Certain holidays defy the calendar. Just as Memorial Day is viewed as the unofficial start to the summer season, Labor Day is regarded by most as the unofficial beginning of fall. Many folks also think of one as the start of the gardening season and the latter as the end of the gardening year. Of course, all this thinking boggles the mind of strict devotees to calendars. Fortunately, I don't think at all -- as should be obvious to regular readers of this column. That's why I'll keep plodding along with this gardening year since there is so much to do:
n Evaluate plants in perennial borders. Look for plants that are being crowded or are crowding other plants, those looking ratty due to pest and disease, and those that just don't offer much in terms of flowers or foliage. Make a note to divide the overgrown ones next spring. The others may be best treated by simply ripping them out of the garden. There are so many great plants on the market, why fuss over those that are prone to pests and disease problems or that offer little ornamental value?
n Rejuvenate old or over-crowded peonies by digging up the root clump and dividing the rhizomes (underground stems) into sections, each containing at least three eyes or buds. Replant the divisions so that the rhizomes are no more than two inches below ground. How do you know a peony is old? If George Washington slept beneath it, it's probably too old. Otherwise, an indication of old age is a steady reduction in number of blossoms produced in the spring.
n Check mums for leaf tiers. Leaf tiers are caterpillars that exude silken threads to tie together the leaves upon which they are feeding. Leaf tiers can be found on a wide variety of plants throughout the growing season, and mums are a favorite host at this time of year. Normally, I don't worry much about this insect pest but with mums about to begin their floral display, I try to preserve the attractiveness of the plants by applying a natural pyrethrum based insecticide to control the leaf tiers.
n Plant autumn crocus (Colchicum autumnale) to add additional color to the fall garden. Interestingly, only the flowers appear in fall. The leaves appear in spring and then fade away as summer heats up.
n Use a slow-release or organic fertilizer to feed the lawn this week. As temperatures cool, grass begins to grow with renewed vigor, especially if given a boost from a fertilizer application. If you make just one application of fertilizer to the lawn, this is the time to do it. Grass is recovering from summer stress; new root growth is beginning; and grass must be restored to good health if it is to survive winter.
n Take cuttings from fuchsia, wax begonia, coleus, African daisy (Osteospermum), geraniums, lavender, rosemary and other garden plants for growing indoors this winter. After dipping cuttings in a rooting solution or powder, stick them in pots or flats of vermiculite, perlite or clean sand for rooting. Once rooted, pot up the plants and place them on a sunny windowsill or under fluorescent lights. In late winter, cuttings can be taken from these houseplants to make plants for the summer garden.

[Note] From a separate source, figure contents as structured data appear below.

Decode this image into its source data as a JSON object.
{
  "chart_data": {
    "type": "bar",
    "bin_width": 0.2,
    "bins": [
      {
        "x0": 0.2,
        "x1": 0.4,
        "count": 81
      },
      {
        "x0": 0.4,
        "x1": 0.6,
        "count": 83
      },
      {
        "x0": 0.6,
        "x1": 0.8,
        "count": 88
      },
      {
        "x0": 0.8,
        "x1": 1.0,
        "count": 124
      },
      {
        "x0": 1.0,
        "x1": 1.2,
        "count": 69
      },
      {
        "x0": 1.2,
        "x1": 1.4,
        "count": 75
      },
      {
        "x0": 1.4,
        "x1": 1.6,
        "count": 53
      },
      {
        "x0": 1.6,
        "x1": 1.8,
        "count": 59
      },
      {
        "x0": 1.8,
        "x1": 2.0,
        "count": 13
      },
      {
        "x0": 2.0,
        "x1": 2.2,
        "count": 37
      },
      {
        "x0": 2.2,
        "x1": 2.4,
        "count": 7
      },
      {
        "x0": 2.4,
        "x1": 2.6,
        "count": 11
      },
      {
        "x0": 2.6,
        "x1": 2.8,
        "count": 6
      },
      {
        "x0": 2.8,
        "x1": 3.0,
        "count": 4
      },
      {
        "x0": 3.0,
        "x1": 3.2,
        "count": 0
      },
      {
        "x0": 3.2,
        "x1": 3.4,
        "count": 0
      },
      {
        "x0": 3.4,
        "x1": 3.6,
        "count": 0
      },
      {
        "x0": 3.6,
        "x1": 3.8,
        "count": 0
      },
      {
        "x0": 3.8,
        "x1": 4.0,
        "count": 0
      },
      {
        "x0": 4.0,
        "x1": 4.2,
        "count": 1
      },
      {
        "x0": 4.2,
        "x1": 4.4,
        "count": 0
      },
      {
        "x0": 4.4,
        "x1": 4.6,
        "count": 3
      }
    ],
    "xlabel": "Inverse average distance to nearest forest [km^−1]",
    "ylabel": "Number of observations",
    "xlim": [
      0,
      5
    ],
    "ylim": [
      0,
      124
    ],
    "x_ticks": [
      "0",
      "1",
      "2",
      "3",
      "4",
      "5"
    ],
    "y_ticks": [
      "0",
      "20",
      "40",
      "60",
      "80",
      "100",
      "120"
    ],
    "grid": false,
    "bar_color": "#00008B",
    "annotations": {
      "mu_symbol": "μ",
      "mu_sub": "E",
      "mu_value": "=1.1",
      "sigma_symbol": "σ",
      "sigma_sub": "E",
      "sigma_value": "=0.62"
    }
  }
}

n Plant annual rye or oats in vacant areas of the vegetable garden or between rows of sweet corn, tomatoes and other widely spaced crops. Annual rye and oats will die over the winter, but the dead plants provide good soil cover through winter and contribute significant amounts of organic matter when tilled under prior to spring planting.
n Plant trees, especially needled evergreens, shrubs and perennials this month (September). Soils are still warm and roots of new plantings develop quickly at this time of year.